Investigating a batch-flow photocatalytic LED system for diclofenac removal in wastewater treatment plants: Assessing the influence of reaction conditions on photocatalytic efficiency

Abstract

This work introduces an innovative batch-flow photocatalytic LED system aimed at efficiently removing diclofenac from wastewater. The study highlights the novelty of fabricating TiO2-loaded carbon fiber photocatalysts through a hydrothermal process, exhibiting a blue shift in their absorption spectrum and enhancing their photon absorption capability. A crucial design feature is the spectral matching between the LED light source and the photocatalyst, which is critical for achieving high photodegradation efficiency. A significant innovation of our study is the testing of the system under real conditions at an operational sewage treatment plant. Here, the designed system demonstrated high efficacy in degrading diclofenac across various treatment stages, highlighting its robustness and adaptability to changing environmental conditions.
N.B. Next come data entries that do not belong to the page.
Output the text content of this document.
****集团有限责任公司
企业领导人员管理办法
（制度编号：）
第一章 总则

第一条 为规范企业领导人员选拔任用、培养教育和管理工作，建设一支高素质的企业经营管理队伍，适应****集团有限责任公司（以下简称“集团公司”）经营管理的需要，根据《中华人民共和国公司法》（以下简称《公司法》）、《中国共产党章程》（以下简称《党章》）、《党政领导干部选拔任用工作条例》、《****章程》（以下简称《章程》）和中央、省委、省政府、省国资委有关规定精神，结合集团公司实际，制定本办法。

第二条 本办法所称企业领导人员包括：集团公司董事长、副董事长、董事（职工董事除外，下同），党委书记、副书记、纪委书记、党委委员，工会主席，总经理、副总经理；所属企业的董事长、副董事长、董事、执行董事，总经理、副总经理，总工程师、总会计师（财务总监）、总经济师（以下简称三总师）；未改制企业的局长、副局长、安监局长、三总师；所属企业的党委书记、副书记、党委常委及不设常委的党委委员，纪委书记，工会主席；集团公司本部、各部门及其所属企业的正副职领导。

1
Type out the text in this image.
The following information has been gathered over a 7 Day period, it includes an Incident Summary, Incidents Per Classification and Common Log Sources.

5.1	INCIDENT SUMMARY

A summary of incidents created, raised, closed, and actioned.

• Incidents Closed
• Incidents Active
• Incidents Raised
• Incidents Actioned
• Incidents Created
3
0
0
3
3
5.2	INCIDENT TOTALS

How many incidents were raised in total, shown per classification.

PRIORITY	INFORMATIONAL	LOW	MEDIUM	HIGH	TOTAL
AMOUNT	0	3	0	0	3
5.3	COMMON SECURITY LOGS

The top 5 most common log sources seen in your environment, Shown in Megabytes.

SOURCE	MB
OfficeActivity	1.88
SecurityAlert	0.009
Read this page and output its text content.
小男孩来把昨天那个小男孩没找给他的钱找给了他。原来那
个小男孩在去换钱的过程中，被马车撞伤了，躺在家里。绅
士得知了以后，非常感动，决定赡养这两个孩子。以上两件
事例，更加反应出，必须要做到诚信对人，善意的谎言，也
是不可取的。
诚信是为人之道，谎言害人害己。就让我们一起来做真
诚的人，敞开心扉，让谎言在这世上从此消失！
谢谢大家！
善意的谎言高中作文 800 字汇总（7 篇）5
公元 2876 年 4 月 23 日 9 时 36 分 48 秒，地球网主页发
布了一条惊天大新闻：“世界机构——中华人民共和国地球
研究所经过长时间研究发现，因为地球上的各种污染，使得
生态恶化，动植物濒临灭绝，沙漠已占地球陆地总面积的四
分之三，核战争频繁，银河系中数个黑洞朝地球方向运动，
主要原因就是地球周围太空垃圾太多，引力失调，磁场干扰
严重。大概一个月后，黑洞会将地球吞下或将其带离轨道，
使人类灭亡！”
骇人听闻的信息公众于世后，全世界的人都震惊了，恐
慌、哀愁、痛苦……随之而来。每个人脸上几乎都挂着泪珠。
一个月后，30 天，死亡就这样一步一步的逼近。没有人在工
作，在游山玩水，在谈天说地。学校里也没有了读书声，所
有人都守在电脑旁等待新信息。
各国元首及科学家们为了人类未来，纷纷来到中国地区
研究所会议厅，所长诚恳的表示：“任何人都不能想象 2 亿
The highest degradation efficiency was achieved with sewage from the secondary settling tank, where nearly 90 % efficiency was observed after 6 h of irradiation. Moreover, the use of renewable energy sources emphasizes the system's sustainability, presenting a greener alternative to traditional wastewater treatment methods. The investigation not only showcases the system's effectiveness in diclofenac degradation but also its adaptability and stability under real-world conditions, marking a significant advancement in sustainable wastewater treatment technologies.